P.K.SINGH,J - (1.)BRIEF facts of the case are that the appellant is engaged in the manufacture of tractors and parts thereof. They were clearing such goods on payment of duty also availing cenvat credit for the inputs used in the manufacture of such goods. Vide Notification No. dated 9.7.2004, tractors falling under Chapter Heading 8701 became exempt from payment of central excise duty.
(2.)Thus from 9.7.2004 onwards they were not required to pay central excise duty on the agricultural tractors so cleared. In terms of Rule 6(1) cenvat credit is not allowed on inputs which are used in the manufacture of exempted goods. Further, in terms of Rule 6(2) if a manufacturer is manufacturing dutiable as well as exempted goods, he is required to maintain separate accounts for receipt, consumption and inventory of inputs meant for use in the manufacture of dutiable final product and the quantity of inputs meant for use in the manufacture of exempted goods and take credit only on that quantity of inputs which is intended for use in the manufacture of dutiable goods. Rule 6(3) further provides that if the appellant is not maintaining separate account, he shall pay an amount equal to 8% of the total price, excluding sales tax and other taxes if any paid on such exempted goods.

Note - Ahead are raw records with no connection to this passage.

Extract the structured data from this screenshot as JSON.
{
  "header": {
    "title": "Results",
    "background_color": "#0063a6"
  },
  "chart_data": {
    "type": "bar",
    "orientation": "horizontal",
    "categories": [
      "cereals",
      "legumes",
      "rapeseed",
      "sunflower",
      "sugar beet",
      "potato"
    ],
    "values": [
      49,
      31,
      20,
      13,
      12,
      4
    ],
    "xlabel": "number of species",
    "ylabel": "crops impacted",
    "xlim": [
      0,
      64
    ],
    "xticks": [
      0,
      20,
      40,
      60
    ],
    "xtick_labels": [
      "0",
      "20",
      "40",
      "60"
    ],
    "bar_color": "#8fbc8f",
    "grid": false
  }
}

The appellant was not in a position to immediately segregate the records of inputs which go into the production of exempted goods and which go into the dutiable goods. They therefore vide their letter date 14.7.2004 informed the Revenue that they are not in a position to immediately segregate the inputs which will go into the production of the exempted goods and which will go into the production of dutiable goods and therefore they will be paying an amount of 8% on the price of the exempted tractors as per the provisions of Rule 6(3)(b) of the Cenvat Credit Rules. They also informed that they are taking steps so that they are in a position to segregate the inputs which go into the exempted goods and which go into the dutiable goods and as soon as their system is in place, they will switch over to other scheme viz. Rule 6(2). The appellant vide letter dated 31.8.2004 informed that w.e.f. 1.9.2004 they will not be availing cenvat credit on any input which is used in the manufacture of exempted tractors. Further, hydraulics which is an integral part of tractor and is otherwise chargeable to duty, they will be availing the credit of inputs used in the manufacture of hydraulic unit. Further in respect of such hydraulic unit which will be used in the exempted tractors, they will reverse the credit of duty on inputs used in such hydraulics.

(3.)OTHER hydraulics would be cleared on payment of duty. They also informed vide the said letter that the department shall be informed about the stock of tractors as also the inputs lying in stores, work in progress and in finished goods as on 31.8.2004. Thereafter on 24.9.2004 they computed the total amount of cenvat credit availed by them on various inputs lying in stores, work in progress as also used in the finished goods which were available as on 31.8.2004 and reversed the credit (approximately Rs. 4.98 crores) by partly paying from the credit available and partly paying by cash.